Concrete CT test is an effective method used to analyze micro-structural damage evolution of concrete under loading condition. In the CT images of different stress states in the same section, gray value changes in the original number matrix of CT image are the key to investigate microscopic damage evolution of concrete. However, the slight changes in the gray value of CT images before peak stress cannot be intuitively observed with the naked eye. This study mainly aims to develop a coupled method based on statistical method and X-ray CT to extract indicators of such subtle changes. Different cross-sectional CT images of concrete at different stress stages were obtained by uniaxial static compression CT test. The theory of the grey level co-occurrence matrices (GLCM) was then adopted to analyze micro-damage evolution and crack properties. That is, the GLCM of the CT images were calculated, and four statistical features including contrast, energy, correlation, and homogeneity were extracted, which can be extended into quantitative analysis of micro-damage hidden in the CT images of concrete.

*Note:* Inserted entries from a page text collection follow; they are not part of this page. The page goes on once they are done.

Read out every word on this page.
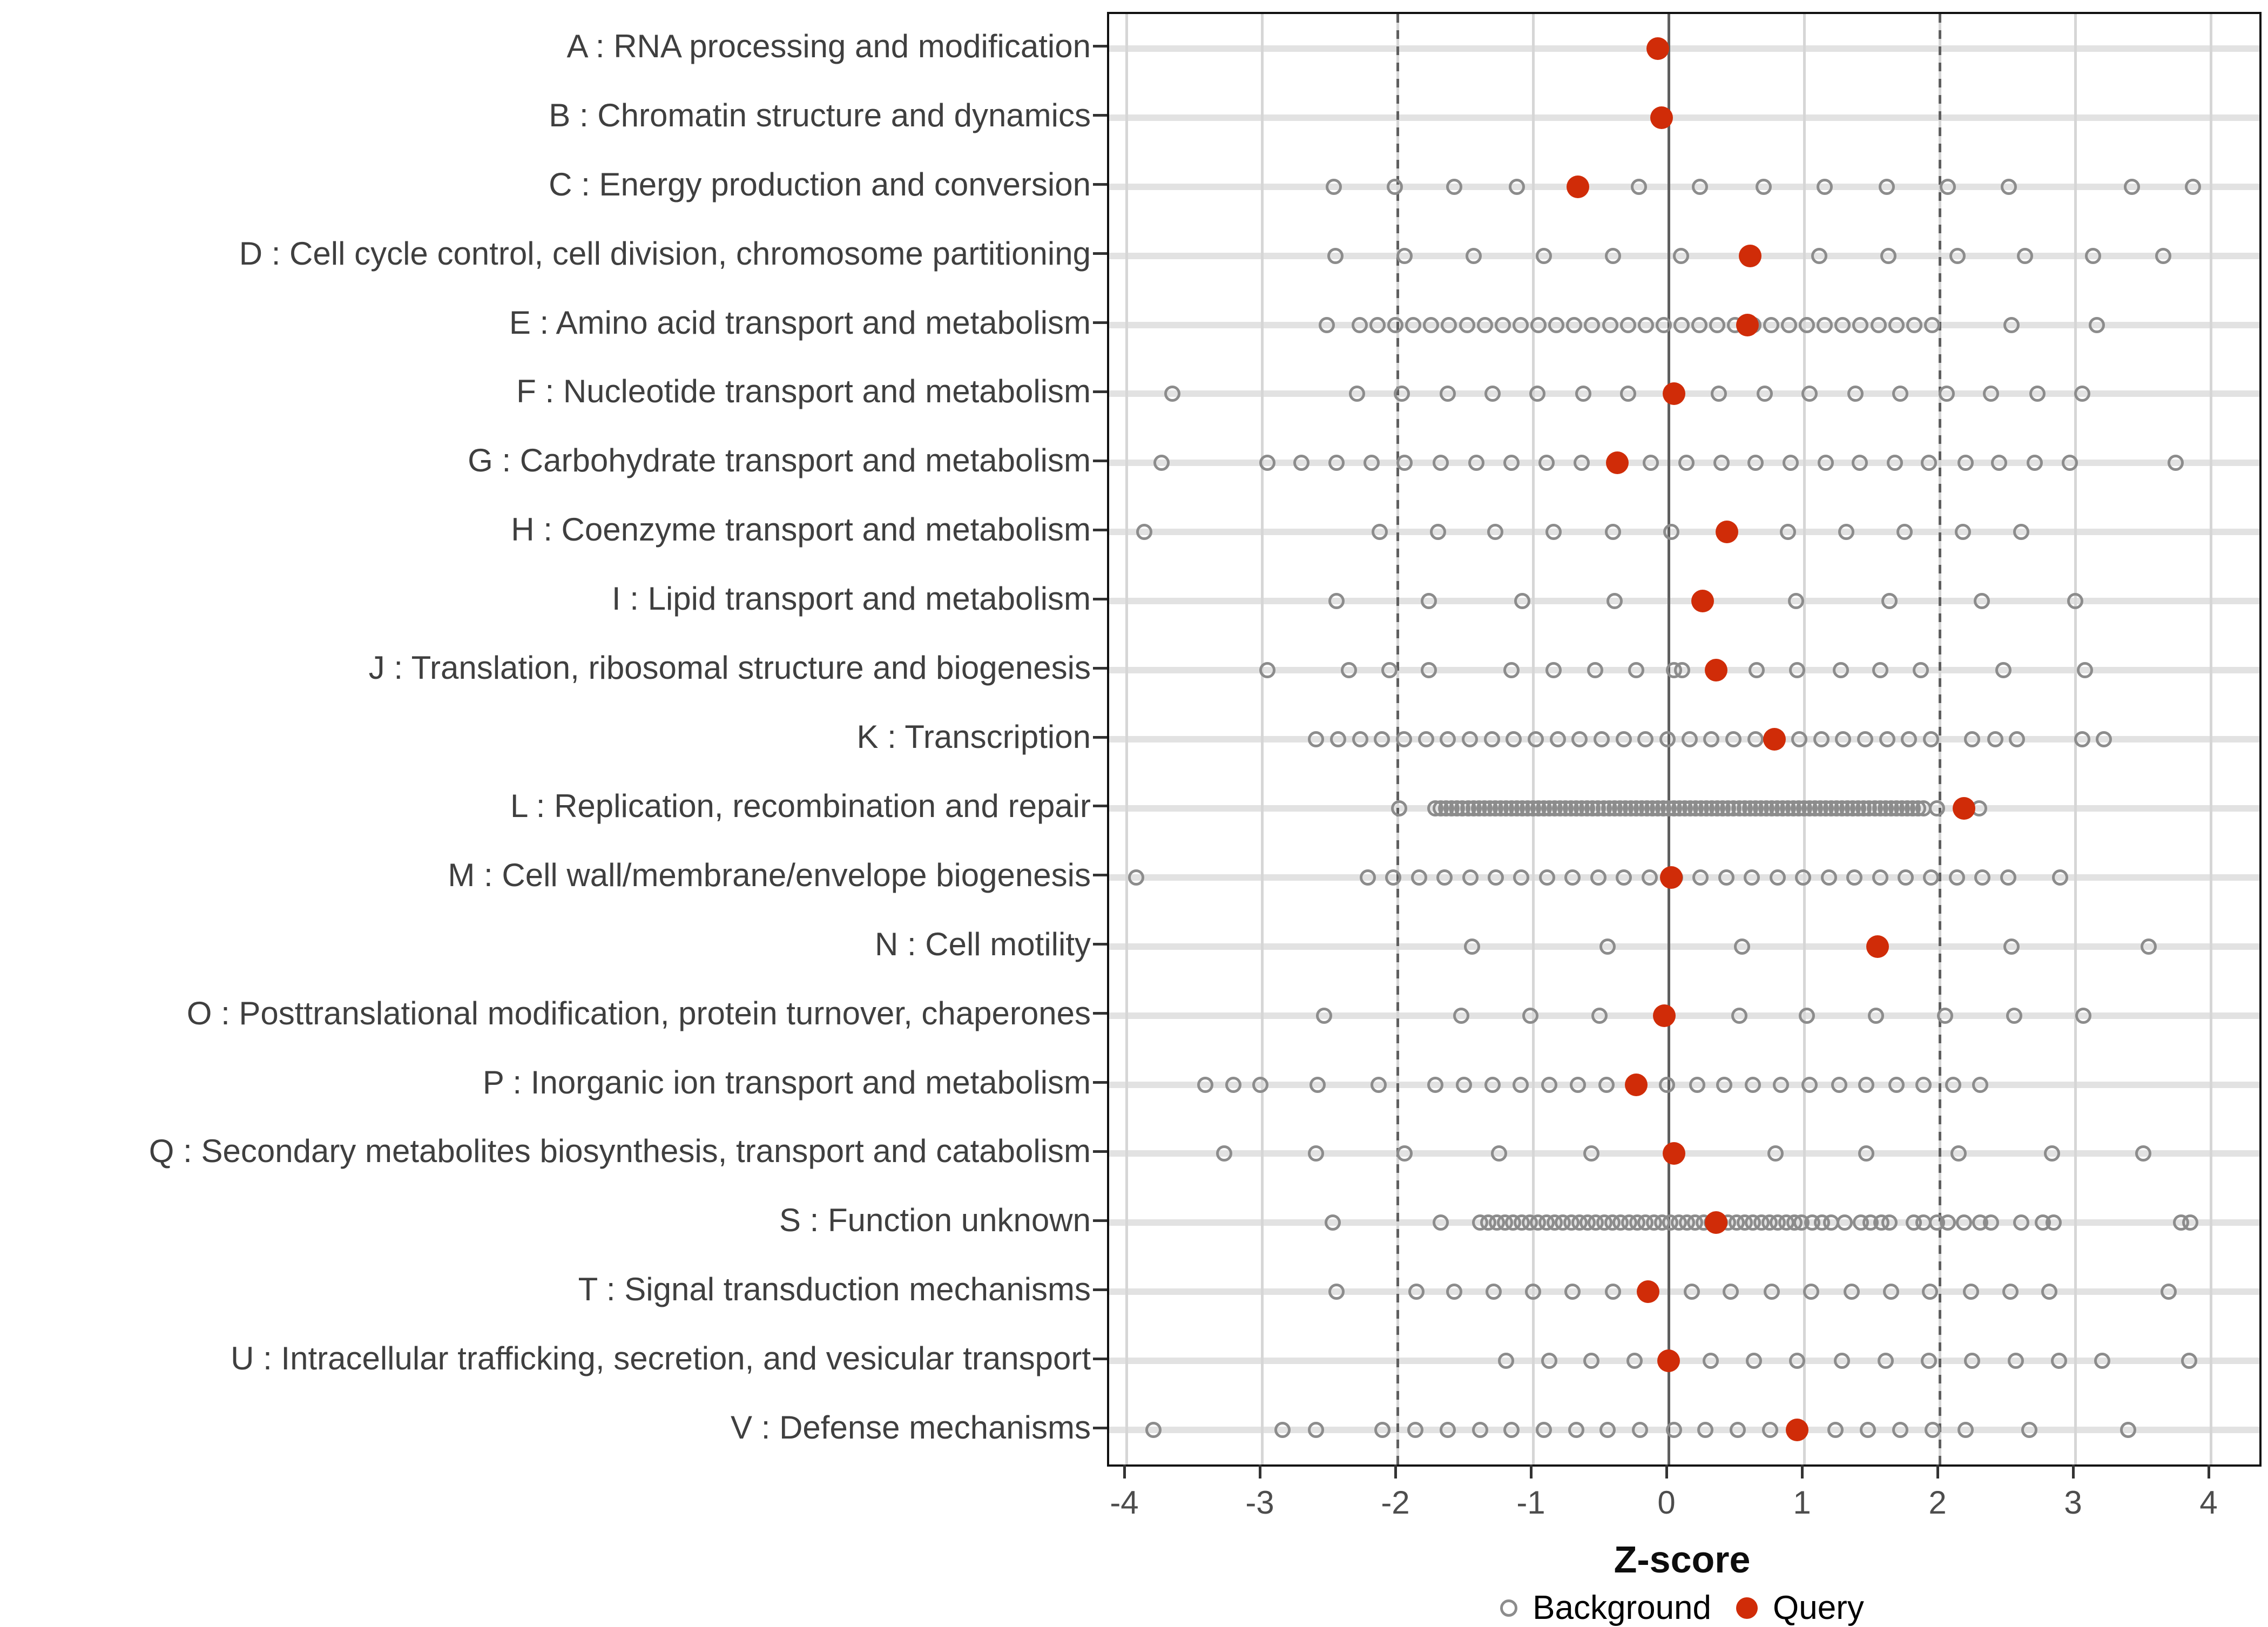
A : RNA processing and modification
B : Chromatin structure and dynamics
C : Energy production and conversion
D : Cell cycle control, cell division, chromosome partitioning
E : Amino acid transport and metabolism
F : Nucleotide transport and metabolism
G : Carbohydrate transport and metabolism
H : Coenzyme transport and metabolism
I : Lipid transport and metabolism
J : Translation, ribosomal structure and biogenesis
K : Transcription
L : Replication, recombination and repair
M : Cell wall/membrane/envelope biogenesis
N : Cell motility
O : Posttranslational modification, protein turnover, chaperones
P : Inorganic ion transport and metabolism
Q : Secondary metabolites biosynthesis, transport and catabolism
S : Function unknown
T : Signal transduction mechanisms
U : Intracellular trafficking, secretion, and vesicular transport
V : Defense mechanisms
-4	-3	-2	-1	0	1	2	3	4
Z-score
Background Query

Results exhibited that the damage growth area, concentrating between the 45th and 225th concrete cross-section, could be predicted by the distribution of four statistical features (i.e., contrast, energy, correlation and homogeneity) at the fourth scan, and it is consistent with the crack location in the fifth scan. The contrast, energy and homogeneity follow the Gaussian distribution under five scan stages, and the correlation follows the Laplace distribution. In addition, the changes of bandwidth in color heat map illustrating the GLCM before and after specimen failure show that the bandwidth is positively correlated with micro-structural damage of concrete specimen.